Araneta Properties Inc.
- Company type: Public
- Traded as: PSE: ARA
- Founders: Gregorio Maria Araneta III
- Headquarters: 21/F Citibank Tower, Paseo de Roxas cor. Valero St., Salcedo Village, Makati, Philippines
- Area served: Philippines
- Website: www.aranetaproperties.com

= Araneta Properties =

Philippine real estate company

Araneta Properties Inc. is a publicly listed real estate company involved in real estate development headed by Gregorio Maria Araneta III, a member of the Araneta family.

==History==
The Araneta Properties Inc. was originally incorporated as Integrated Chrome Corporation (INCHROME) on June 15, 1988, with operations involving in Ferrochrome and Chromite smelting. The company stopped its operations in January 1966, and changed its name to Araneta Properties Inc., with the business focusing more on real estate while maintaining its smelting operations.

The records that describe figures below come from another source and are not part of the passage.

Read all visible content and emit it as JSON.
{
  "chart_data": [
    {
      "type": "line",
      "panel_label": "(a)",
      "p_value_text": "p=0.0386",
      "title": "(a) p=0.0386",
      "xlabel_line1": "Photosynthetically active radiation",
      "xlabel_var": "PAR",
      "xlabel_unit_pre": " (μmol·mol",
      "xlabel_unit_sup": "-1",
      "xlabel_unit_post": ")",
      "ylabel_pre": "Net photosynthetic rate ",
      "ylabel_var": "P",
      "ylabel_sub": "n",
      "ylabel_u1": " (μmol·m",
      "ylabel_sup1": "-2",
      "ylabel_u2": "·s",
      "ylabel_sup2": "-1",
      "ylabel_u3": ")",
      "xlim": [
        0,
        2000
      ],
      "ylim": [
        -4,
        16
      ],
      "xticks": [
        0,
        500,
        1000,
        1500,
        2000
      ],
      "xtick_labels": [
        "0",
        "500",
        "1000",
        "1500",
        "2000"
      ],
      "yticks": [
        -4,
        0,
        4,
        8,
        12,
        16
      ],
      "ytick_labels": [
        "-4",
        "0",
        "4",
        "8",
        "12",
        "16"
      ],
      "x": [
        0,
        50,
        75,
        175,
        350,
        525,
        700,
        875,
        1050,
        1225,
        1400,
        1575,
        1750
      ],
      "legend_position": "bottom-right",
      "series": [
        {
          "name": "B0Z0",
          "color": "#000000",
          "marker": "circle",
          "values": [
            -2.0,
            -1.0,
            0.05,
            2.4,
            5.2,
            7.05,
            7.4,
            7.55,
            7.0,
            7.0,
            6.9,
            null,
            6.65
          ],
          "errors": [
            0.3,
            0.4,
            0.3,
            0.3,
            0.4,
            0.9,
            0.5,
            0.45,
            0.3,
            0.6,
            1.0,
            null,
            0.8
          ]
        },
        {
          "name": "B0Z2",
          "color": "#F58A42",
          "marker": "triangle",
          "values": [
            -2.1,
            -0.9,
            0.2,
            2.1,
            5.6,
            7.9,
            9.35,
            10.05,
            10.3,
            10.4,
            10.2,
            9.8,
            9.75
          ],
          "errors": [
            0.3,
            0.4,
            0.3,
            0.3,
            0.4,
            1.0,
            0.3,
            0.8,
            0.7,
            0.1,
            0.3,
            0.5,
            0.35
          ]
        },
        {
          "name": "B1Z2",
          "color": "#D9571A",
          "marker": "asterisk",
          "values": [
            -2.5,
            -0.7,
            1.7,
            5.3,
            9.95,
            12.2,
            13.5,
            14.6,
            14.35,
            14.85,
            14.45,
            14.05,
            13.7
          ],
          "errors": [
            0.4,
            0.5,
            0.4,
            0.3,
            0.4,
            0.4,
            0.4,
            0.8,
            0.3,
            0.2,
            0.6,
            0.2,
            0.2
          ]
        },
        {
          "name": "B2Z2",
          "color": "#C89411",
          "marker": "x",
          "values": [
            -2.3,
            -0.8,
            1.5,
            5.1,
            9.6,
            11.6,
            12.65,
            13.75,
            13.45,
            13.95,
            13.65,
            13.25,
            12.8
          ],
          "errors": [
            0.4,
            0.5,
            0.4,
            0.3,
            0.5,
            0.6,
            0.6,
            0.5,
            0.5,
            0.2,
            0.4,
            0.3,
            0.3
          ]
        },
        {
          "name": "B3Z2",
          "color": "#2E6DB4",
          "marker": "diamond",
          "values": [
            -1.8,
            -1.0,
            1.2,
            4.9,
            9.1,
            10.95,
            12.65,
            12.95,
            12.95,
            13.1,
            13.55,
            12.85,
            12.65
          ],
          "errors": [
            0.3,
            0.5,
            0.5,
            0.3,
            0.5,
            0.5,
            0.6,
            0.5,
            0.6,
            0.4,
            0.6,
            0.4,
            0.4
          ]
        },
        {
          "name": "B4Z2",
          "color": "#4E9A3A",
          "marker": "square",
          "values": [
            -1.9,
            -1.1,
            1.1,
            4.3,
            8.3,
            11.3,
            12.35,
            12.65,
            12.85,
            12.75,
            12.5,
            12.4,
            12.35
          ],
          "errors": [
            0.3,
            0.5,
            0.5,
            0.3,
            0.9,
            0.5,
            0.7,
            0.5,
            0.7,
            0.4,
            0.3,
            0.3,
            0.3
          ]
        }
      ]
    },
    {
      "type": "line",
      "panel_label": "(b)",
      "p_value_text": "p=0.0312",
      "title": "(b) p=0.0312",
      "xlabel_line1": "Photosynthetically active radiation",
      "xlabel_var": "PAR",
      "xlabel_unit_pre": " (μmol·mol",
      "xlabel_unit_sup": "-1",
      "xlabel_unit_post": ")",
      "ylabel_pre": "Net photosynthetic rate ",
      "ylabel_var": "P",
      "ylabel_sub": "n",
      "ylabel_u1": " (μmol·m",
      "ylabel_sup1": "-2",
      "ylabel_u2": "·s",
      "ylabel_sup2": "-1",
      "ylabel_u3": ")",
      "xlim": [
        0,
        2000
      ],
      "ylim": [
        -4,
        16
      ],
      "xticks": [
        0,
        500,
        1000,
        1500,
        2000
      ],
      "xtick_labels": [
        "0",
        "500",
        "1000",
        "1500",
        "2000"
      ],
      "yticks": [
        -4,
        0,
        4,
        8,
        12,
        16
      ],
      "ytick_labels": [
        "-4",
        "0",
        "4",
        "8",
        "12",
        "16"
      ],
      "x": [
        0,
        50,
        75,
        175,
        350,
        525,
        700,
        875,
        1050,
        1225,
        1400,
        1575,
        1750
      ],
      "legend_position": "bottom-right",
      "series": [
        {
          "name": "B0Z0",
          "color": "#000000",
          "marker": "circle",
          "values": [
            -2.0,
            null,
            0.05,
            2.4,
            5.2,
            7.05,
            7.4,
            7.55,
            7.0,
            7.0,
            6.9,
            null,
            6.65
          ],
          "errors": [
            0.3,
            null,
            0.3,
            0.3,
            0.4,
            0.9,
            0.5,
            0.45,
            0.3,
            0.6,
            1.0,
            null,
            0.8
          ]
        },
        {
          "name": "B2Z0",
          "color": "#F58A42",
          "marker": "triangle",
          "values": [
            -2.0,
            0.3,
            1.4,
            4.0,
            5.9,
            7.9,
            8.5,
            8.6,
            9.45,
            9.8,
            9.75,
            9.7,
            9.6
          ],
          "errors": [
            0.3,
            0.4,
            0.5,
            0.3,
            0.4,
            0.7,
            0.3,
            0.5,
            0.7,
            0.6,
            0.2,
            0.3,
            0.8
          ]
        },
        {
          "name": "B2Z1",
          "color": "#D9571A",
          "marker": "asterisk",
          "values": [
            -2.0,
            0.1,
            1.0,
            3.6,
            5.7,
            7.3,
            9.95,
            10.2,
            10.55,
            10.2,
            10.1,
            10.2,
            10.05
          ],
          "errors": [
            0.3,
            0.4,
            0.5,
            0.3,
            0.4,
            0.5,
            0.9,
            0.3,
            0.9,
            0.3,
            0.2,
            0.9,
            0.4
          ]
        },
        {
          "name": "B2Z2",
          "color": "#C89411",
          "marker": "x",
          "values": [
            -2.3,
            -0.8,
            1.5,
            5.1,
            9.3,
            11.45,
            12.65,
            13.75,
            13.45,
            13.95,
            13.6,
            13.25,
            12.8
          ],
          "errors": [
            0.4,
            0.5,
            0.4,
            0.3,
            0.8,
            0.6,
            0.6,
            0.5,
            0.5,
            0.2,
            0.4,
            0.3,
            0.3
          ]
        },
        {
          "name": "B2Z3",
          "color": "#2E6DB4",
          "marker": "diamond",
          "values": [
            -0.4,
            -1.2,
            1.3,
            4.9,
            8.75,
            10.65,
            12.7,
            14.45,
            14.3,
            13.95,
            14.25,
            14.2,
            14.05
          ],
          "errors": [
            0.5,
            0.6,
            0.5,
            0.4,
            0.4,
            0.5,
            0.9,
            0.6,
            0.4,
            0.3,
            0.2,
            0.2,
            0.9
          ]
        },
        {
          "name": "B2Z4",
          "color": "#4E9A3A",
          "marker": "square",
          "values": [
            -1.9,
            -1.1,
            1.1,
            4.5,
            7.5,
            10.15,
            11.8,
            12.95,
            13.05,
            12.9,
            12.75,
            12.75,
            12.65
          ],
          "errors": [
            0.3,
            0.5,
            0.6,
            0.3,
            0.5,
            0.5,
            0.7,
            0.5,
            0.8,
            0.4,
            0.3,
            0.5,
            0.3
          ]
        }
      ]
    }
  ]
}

The Araneta Properties Inc., along with Sta. Lucia Land Inc. signed a joint venture project in developing the Colinas Verdes Estates, a 230 ha estates in 2003, involving housing developments and a golf course. In November 2019, Araneta and Sta. Lucia announced an additional 58 ha expansion project. The company is also involved in the development of Altaraza, a 120 ha residential and commercial venture with Ayala Land, both located at San Jose del Monte, Bulacan. The company now aims to develop a 140 ha new financial district in Caloocan, near the MRT 7 project.

On February 21, 2024, Luis Marcos Araneta, husband of Alexandra Rocha is the new president of Araneta Properties Incorporated and Gregorio Araneta III group of companies after resignation of Crisanto Roy Alcid.